My hope is that this method demonstrates the possibility of discovering novel gene signatures that inspire both biological hypotheses and solve practical problems related to optimizing experiment design given resource constraints.
- This experiment was originally designed not only to facilitate the above study but to study the effects of a genotype on brain development. Since this dataset has not yet been published, I have de-identified some features of the dataset (specifically, genetic variant of the mouse) out of respect for my scientific colleagues who might want to publish this work.
- I did not attempt to remove doublets as it is hard to tell the difference between these and cells that legitimately represent cells that are mitosing, and possibly cells which are mitotic yet in the process of assuming a new cortical layer identity
- I wish to draw a distinction in this work between sex (the structural, functional, and behavioral characteristics of living things determined by sex chromosome), as opposed to gender (an identity) (Torgrimson and Minson 2005).
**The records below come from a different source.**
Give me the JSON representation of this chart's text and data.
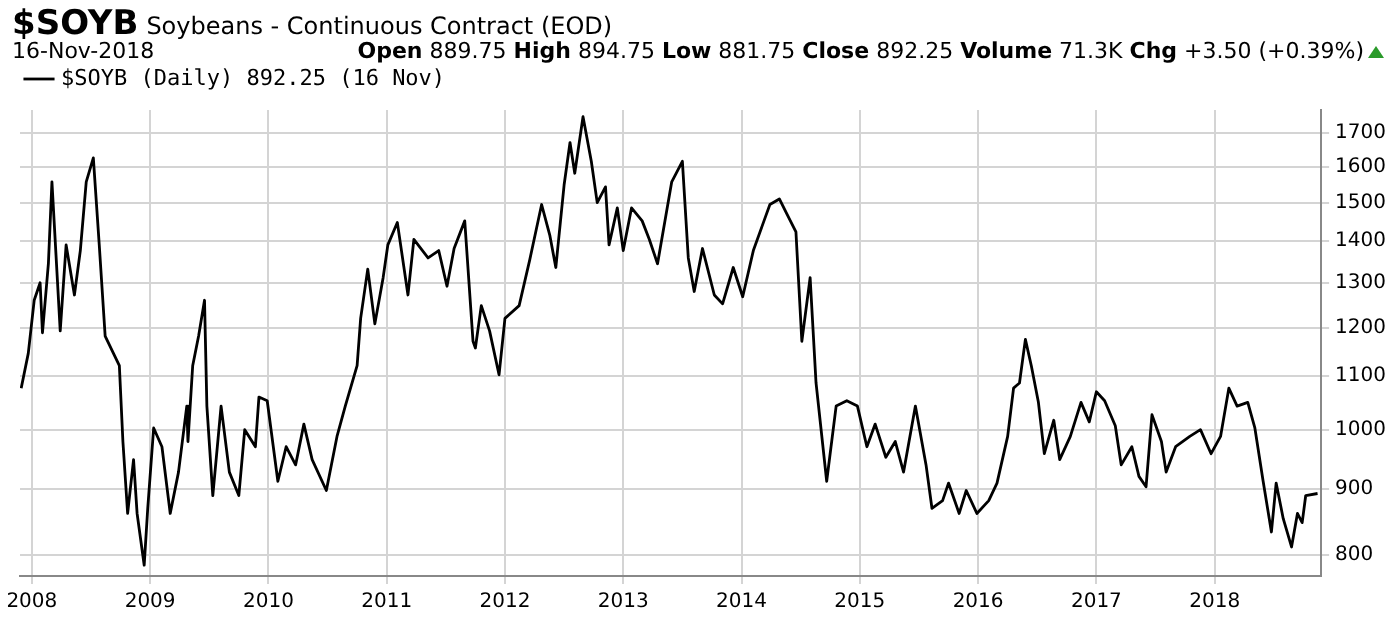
{
  "chart_data": {
    "type": "line",
    "title": "$SOYB",
    "subtitle": "Soybeans - Continuous Contract (EOD)",
    "annotations": [
      "16-Nov-2018",
      "Open 889.75 High 894.75 Low 881.75 Close 892.25 Volume 71.3K Chg +3.50 (+0.39%)"
    ],
    "x": [
      2007.91,
      2007.97,
      2008.02,
      2008.07,
      2008.09,
      2008.14,
      2008.17,
      2008.24,
      2008.29,
      2008.36,
      2008.41,
      2008.46,
      2008.52,
      2008.57,
      2008.62,
      2008.74,
      2008.77,
      2008.81,
      2008.86,
      2008.89,
      2008.95,
      2008.98,
      2009.03,
      2009.1,
      2009.17,
      2009.24,
      2009.31,
      2009.32,
      2009.36,
      2009.41,
      2009.46,
      2009.48,
      2009.53,
      2009.6,
      2009.67,
      2009.75,
      2009.8,
      2009.89,
      2009.92,
      2009.99,
      2010.08,
      2010.15,
      2010.23,
      2010.3,
      2010.37,
      2010.49,
      2010.58,
      2010.65,
      2010.75,
      2010.78,
      2010.84,
      2010.9,
      2010.97,
      2011.01,
      2011.09,
      2011.18,
      2011.23,
      2011.35,
      2011.44,
      2011.51,
      2011.57,
      2011.66,
      2011.73,
      2011.75,
      2011.8,
      2011.87,
      2011.95,
      2012.0,
      2012.12,
      2012.21,
      2012.31,
      2012.38,
      2012.43,
      2012.5,
      2012.55,
      2012.59,
      2012.66,
      2012.73,
      2012.78,
      2012.85,
      2012.88,
      2012.95,
      2013.0,
      2013.07,
      2013.16,
      2013.22,
      2013.29,
      2013.41,
      2013.5,
      2013.55,
      2013.6,
      2013.67,
      2013.77,
      2013.84,
      2013.93,
      2014.01,
      2014.1,
      2014.19,
      2014.24,
      2014.32,
      2014.38,
      2014.46,
      2014.51,
      2014.58,
      2014.63,
      2014.72,
      2014.8,
      2014.89,
      2014.98,
      2015.06,
      2015.13,
      2015.22,
      2015.3,
      2015.37,
      2015.47,
      2015.56,
      2015.61,
      2015.7,
      2015.75,
      2015.84,
      2015.9,
      2015.99,
      2016.09,
      2016.16,
      2016.25,
      2016.3,
      2016.35,
      2016.4,
      2016.45,
      2016.51,
      2016.56,
      2016.64,
      2016.69,
      2016.78,
      2016.87,
      2016.94,
      2017.0,
      2017.07,
      2017.16,
      2017.21,
      2017.3,
      2017.36,
      2017.42,
      2017.47,
      2017.55,
      2017.59,
      2017.67,
      2017.79,
      2017.88,
      2017.97,
      2018.05,
      2018.12,
      2018.19,
      2018.28,
      2018.34,
      2018.41,
      2018.48,
      2018.52,
      2018.58,
      2018.65,
      2018.7,
      2018.74,
      2018.77,
      2018.87
    ],
    "series": [
      {
        "name": "$SOYB (Daily) 892.25 (16 Nov)",
        "color": "#000000",
        "values": [
          1077,
          1146,
          1260,
          1300,
          1189,
          1345,
          1557,
          1193,
          1391,
          1272,
          1377,
          1557,
          1625,
          1391,
          1182,
          1121,
          979,
          861,
          948,
          861,
          785,
          869,
          1003,
          970,
          861,
          927,
          1043,
          979,
          1121,
          1182,
          1260,
          1043,
          889,
          1043,
          927,
          889,
          1000,
          970,
          1060,
          1053,
          912,
          970,
          939,
          1010,
          948,
          897,
          988,
          1043,
          1121,
          1220,
          1332,
          1208,
          1312,
          1391,
          1448,
          1272,
          1405,
          1359,
          1377,
          1292,
          1382,
          1452,
          1171,
          1157,
          1248,
          1193,
          1103,
          1220,
          1248,
          1355,
          1495,
          1414,
          1336,
          1548,
          1670,
          1581,
          1749,
          1615,
          1500,
          1543,
          1391,
          1486,
          1377,
          1486,
          1452,
          1405,
          1345,
          1557,
          1615,
          1359,
          1280,
          1382,
          1272,
          1252,
          1336,
          1268,
          1377,
          1452,
          1495,
          1510,
          1472,
          1424,
          1171,
          1312,
          1087,
          912,
          1043,
          1053,
          1043,
          970,
          1010,
          952,
          979,
          927,
          1043,
          939,
          869,
          881,
          909,
          861,
          897,
          861,
          881,
          909,
          988,
          1077,
          1087,
          1175,
          1121,
          1050,
          958,
          1017,
          948,
          988,
          1050,
          1014,
          1070,
          1053,
          1007,
          939,
          970,
          920,
          903,
          1027,
          979,
          927,
          970,
          988,
          1000,
          958,
          988,
          1077,
          1043,
          1050,
          1003,
          912,
          833,
          909,
          853,
          811,
          861,
          847,
          889,
          892.25
        ]
      }
    ],
    "xlim": [
      2007.9,
      2018.9
    ],
    "xticks": [
      2008,
      2009,
      2010,
      2011,
      2012,
      2013,
      2014,
      2015,
      2016,
      2017,
      2018
    ],
    "ylim": [
      770,
      1770
    ],
    "yticks": [
      800,
      900,
      1000,
      1100,
      1200,
      1300,
      1400,
      1500,
      1600,
      1700
    ],
    "log": true,
    "grid": true,
    "legend": "top left",
    "marker": "none",
    "line_style": "solid"
  }
}
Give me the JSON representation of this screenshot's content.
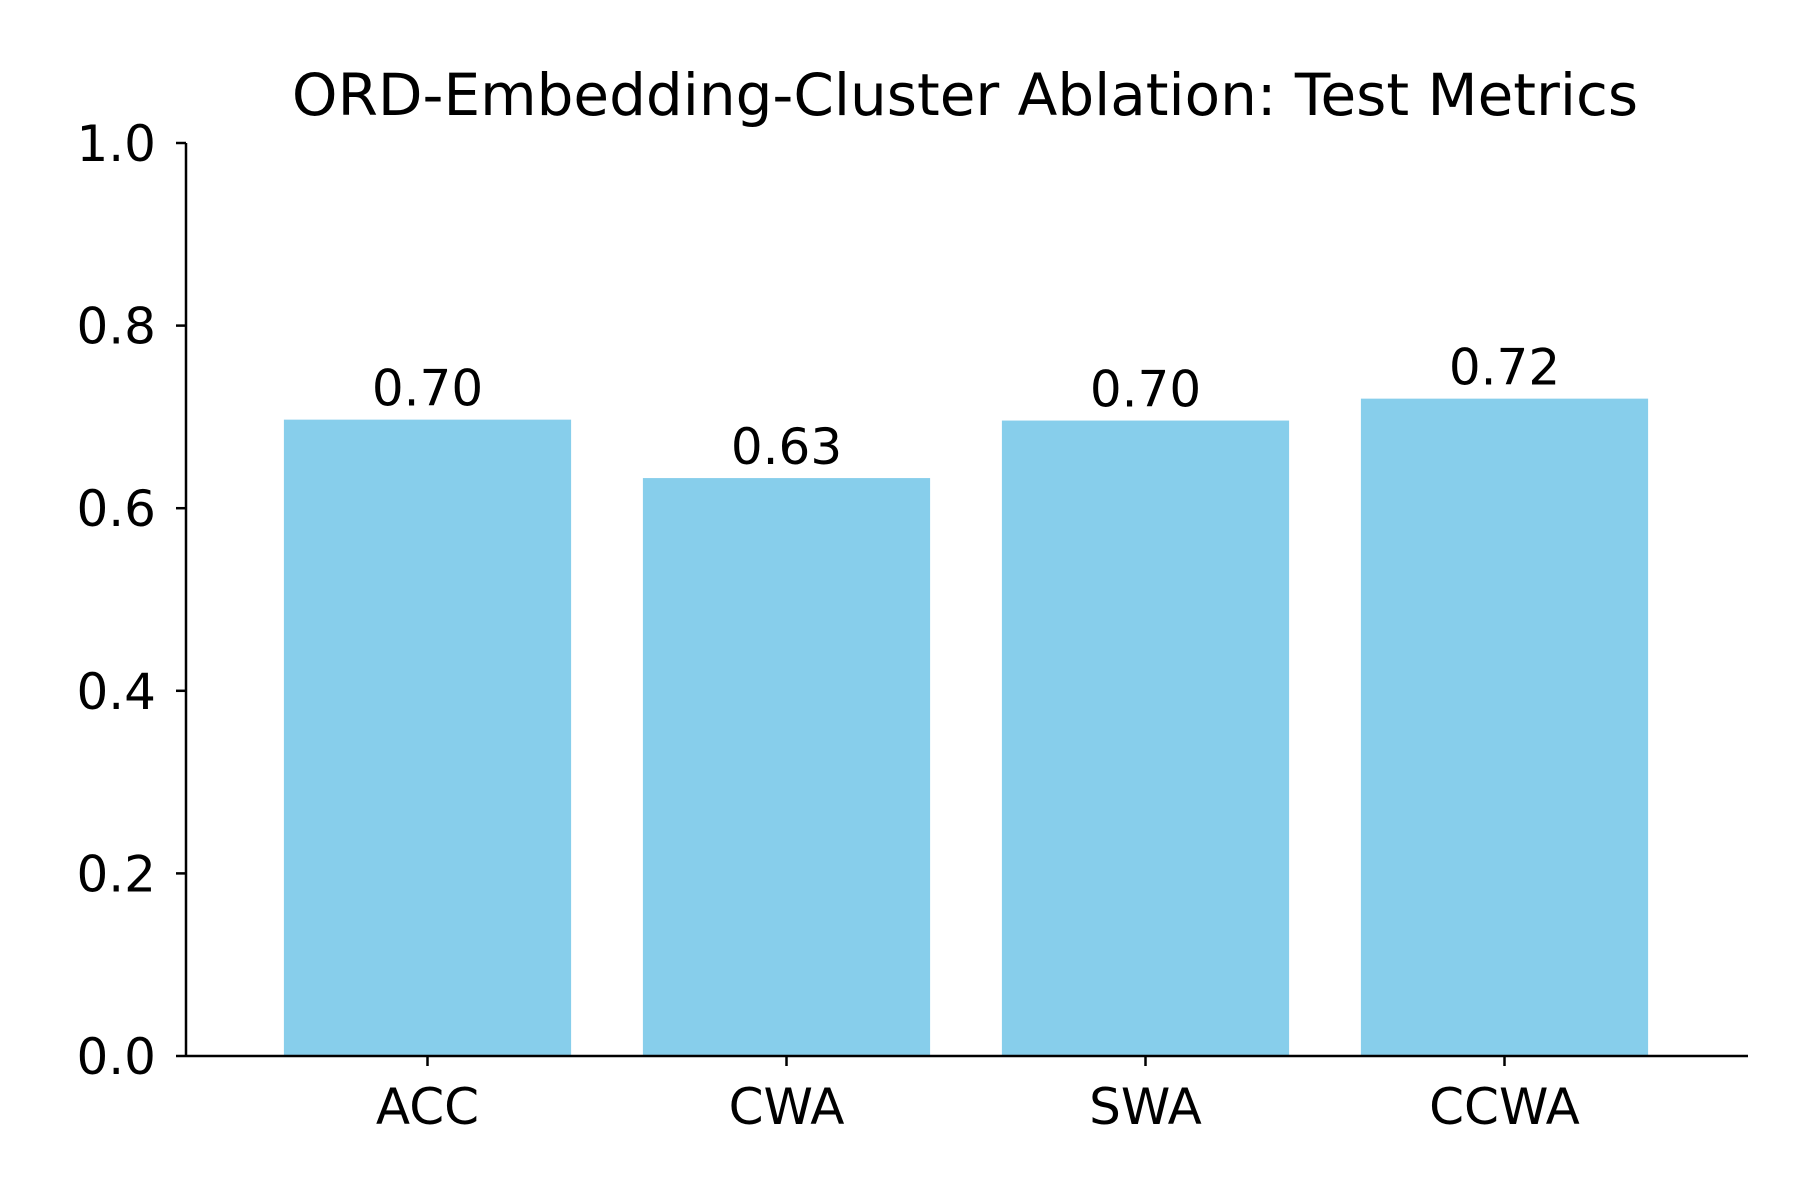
{
  "chart_data": {
    "type": "bar",
    "title": "ORD-Embedding-Cluster Ablation: Test Metrics",
    "xlabel": "",
    "ylabel": "",
    "categories": [
      "ACC",
      "CWA",
      "SWA",
      "CCWA"
    ],
    "values": [
      0.697,
      0.633,
      0.696,
      0.72
    ],
    "data_labels": [
      "0.70",
      "0.63",
      "0.70",
      "0.72"
    ],
    "ylim": [
      0,
      1.0
    ],
    "yticks": [
      0.0,
      0.2,
      0.4,
      0.6,
      0.8,
      1.0
    ],
    "ytick_labels": [
      "0.0",
      "0.2",
      "0.4",
      "0.6",
      "0.8",
      "1.0"
    ],
    "bar_color": "#87ceeb",
    "grid": false,
    "legend": "none"
  }
}
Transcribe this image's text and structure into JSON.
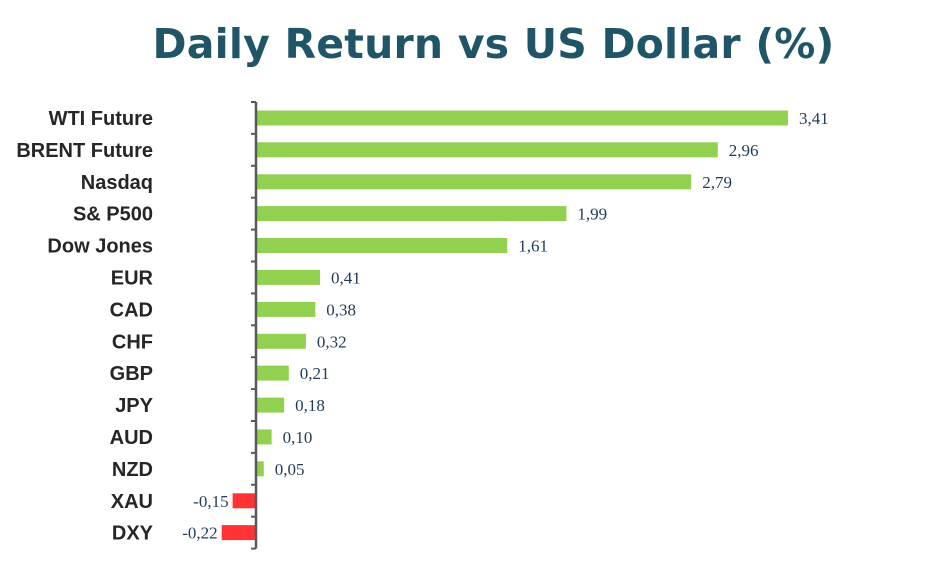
{
  "title": "Daily Return vs US Dollar (%)",
  "chart_data": {
    "type": "bar",
    "orientation": "horizontal",
    "title": "Daily Return vs US Dollar (%)",
    "categories": [
      "WTI Future",
      "BRENT Future",
      "Nasdaq",
      "S& P500",
      "Dow Jones",
      "EUR",
      "CAD",
      "CHF",
      "GBP",
      "JPY",
      "AUD",
      "NZD",
      "XAU",
      "DXY"
    ],
    "values": [
      3.41,
      2.96,
      2.79,
      1.99,
      1.61,
      0.41,
      0.38,
      0.32,
      0.21,
      0.18,
      0.1,
      0.05,
      -0.15,
      -0.22
    ],
    "value_labels": [
      "3,41",
      "2,96",
      "2,79",
      "1,99",
      "1,61",
      "0,41",
      "0,38",
      "0,32",
      "0,21",
      "0,18",
      "0,10",
      "0,05",
      "-0,15",
      "-0,22"
    ],
    "xlim": [
      -0.22,
      3.41
    ],
    "grid": false,
    "legend": "none",
    "colors": {
      "positive": "#92d050",
      "negative": "#ff3333",
      "title": "#1f5566",
      "axis": "#595959",
      "value_text": "#1f3b57",
      "category_text": "#262626"
    }
  }
}
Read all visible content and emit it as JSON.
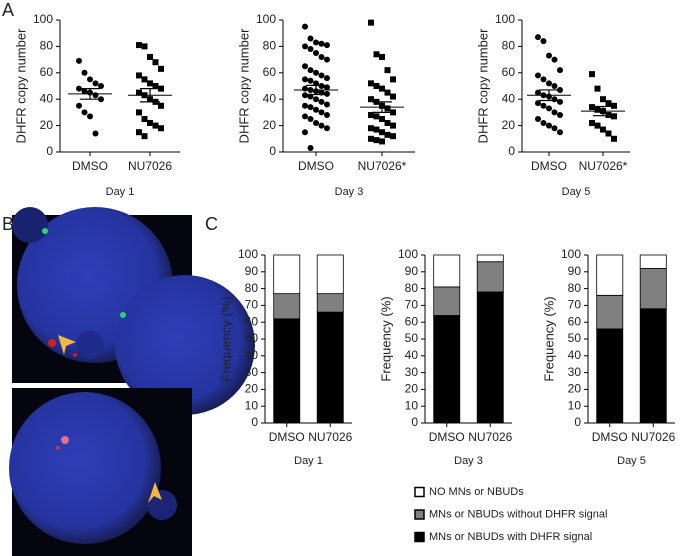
{
  "panels": [
    "A",
    "B",
    "C"
  ],
  "legend": [
    {
      "name": "NO MNs or NBUDs",
      "color": "#ffffff"
    },
    {
      "name": "MNs or NBUDs without DHFR signal",
      "color": "#808080"
    },
    {
      "name": "MNs or NBUDs with DHFR signal",
      "color": "#000000"
    }
  ],
  "chart_data": [
    {
      "type": "dot",
      "ylabel": "DHFR copy number",
      "xlabel": "Day 1",
      "categories": [
        "DMSO",
        "NU7026"
      ],
      "markers": [
        "circle",
        "square"
      ],
      "values": [
        [
          69,
          60,
          55,
          52,
          50,
          48,
          46,
          45,
          43,
          40,
          35,
          30,
          27,
          14
        ],
        [
          81,
          80,
          72,
          68,
          63,
          58,
          55,
          52,
          50,
          48,
          45,
          43,
          40,
          38,
          35,
          30,
          25,
          22,
          20,
          18,
          15,
          12
        ]
      ],
      "means": [
        44,
        43
      ],
      "errors": [
        4,
        5
      ],
      "ylim": [
        0,
        100
      ],
      "yticks": [
        0,
        20,
        40,
        60,
        80,
        100
      ]
    },
    {
      "type": "dot",
      "ylabel": "DHFR copy number",
      "xlabel": "Day 3",
      "categories": [
        "DMSO",
        "NU7026*"
      ],
      "markers": [
        "circle",
        "square"
      ],
      "values": [
        [
          95,
          86,
          83,
          82,
          81,
          80,
          78,
          75,
          72,
          70,
          65,
          62,
          60,
          58,
          56,
          55,
          54,
          52,
          50,
          49,
          48,
          47,
          46,
          45,
          44,
          43,
          42,
          40,
          38,
          36,
          35,
          34,
          32,
          30,
          28,
          27,
          25,
          22,
          20,
          18,
          15,
          3
        ],
        [
          98,
          74,
          72,
          62,
          55,
          52,
          50,
          48,
          45,
          42,
          40,
          38,
          35,
          33,
          30,
          28,
          27,
          25,
          22,
          20,
          18,
          17,
          15,
          13,
          12,
          10,
          9,
          8
        ]
      ],
      "means": [
        47,
        34
      ],
      "errors": [
        3.5,
        4
      ],
      "ylim": [
        0,
        100
      ],
      "yticks": [
        0,
        20,
        40,
        60,
        80,
        100
      ]
    },
    {
      "type": "dot",
      "ylabel": "DHFR copy number",
      "xlabel": "Day 5",
      "categories": [
        "DMSO",
        "NU7026*"
      ],
      "markers": [
        "circle",
        "square"
      ],
      "values": [
        [
          87,
          84,
          73,
          70,
          62,
          58,
          55,
          52,
          50,
          47,
          45,
          43,
          42,
          40,
          38,
          37,
          35,
          33,
          30,
          28,
          25,
          22,
          20,
          18,
          15
        ],
        [
          59,
          48,
          40,
          37,
          35,
          34,
          32,
          31,
          28,
          27,
          22,
          20,
          17,
          14,
          10
        ]
      ],
      "means": [
        43,
        31
      ],
      "errors": [
        4,
        3.5
      ],
      "ylim": [
        0,
        100
      ],
      "yticks": [
        0,
        20,
        40,
        60,
        80,
        100
      ]
    },
    {
      "type": "bar",
      "ylabel": "Frequency (%)",
      "xlabel": "Day 1",
      "categories": [
        "DMSO",
        "NU7026"
      ],
      "series": [
        {
          "values": [
            23,
            23
          ]
        },
        {
          "values": [
            15,
            11
          ]
        },
        {
          "values": [
            62,
            66
          ]
        }
      ],
      "ylim": [
        0,
        100
      ],
      "yticks": [
        0,
        10,
        20,
        30,
        40,
        50,
        60,
        70,
        80,
        90,
        100
      ]
    },
    {
      "type": "bar",
      "ylabel": "Frequency (%)",
      "xlabel": "Day 3",
      "categories": [
        "DMSO",
        "NU7026"
      ],
      "series": [
        {
          "values": [
            19,
            4
          ]
        },
        {
          "values": [
            17,
            18
          ]
        },
        {
          "values": [
            64,
            78
          ]
        }
      ],
      "ylim": [
        0,
        100
      ],
      "yticks": [
        0,
        10,
        20,
        30,
        40,
        50,
        60,
        70,
        80,
        90,
        100
      ]
    },
    {
      "type": "bar",
      "ylabel": "Frequency (%)",
      "xlabel": "Day 5",
      "categories": [
        "DMSO",
        "NU7026"
      ],
      "series": [
        {
          "values": [
            24,
            8
          ]
        },
        {
          "values": [
            20,
            24
          ]
        },
        {
          "values": [
            56,
            68
          ]
        }
      ],
      "ylim": [
        0,
        100
      ],
      "yticks": [
        0,
        10,
        20,
        30,
        40,
        50,
        60,
        70,
        80,
        90,
        100
      ]
    }
  ]
}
It is not correct or rigorous to interpret this work as evidence for the prenatal determination of a chromosome-dependent gender identity.
There is a config file in the utils subdirectory that contains information for the specific run, e.g. data input and output locations.
- Model performance
- Explore feature transformations (trading interpretability for better abstractability/classification)
- Apply feature engineering techniques that take into account matrix sparsity, or cell identity for example (e.g., will a classifier improve if it knows it is looking at a glutamatergic neuron?)
- Robustness/Sensitivity analysis - how are downstream interpretations impacted when 10% of the cells are misclassified vs. 1?
- Interpretation of feature set
- How highly expressed are the features with the highest weights? Are there genes that are rarely expressed but, when they do, count for a lot?
- Validation
- Benchmarking against other datasets - murine neural cells or other, as long as it includes metadata indicating sex
- Niceities
- Pipeline for classifying sets of cells
- Dash visualization of the starting data, to better visualize the cell identities and backgrounds in the training data.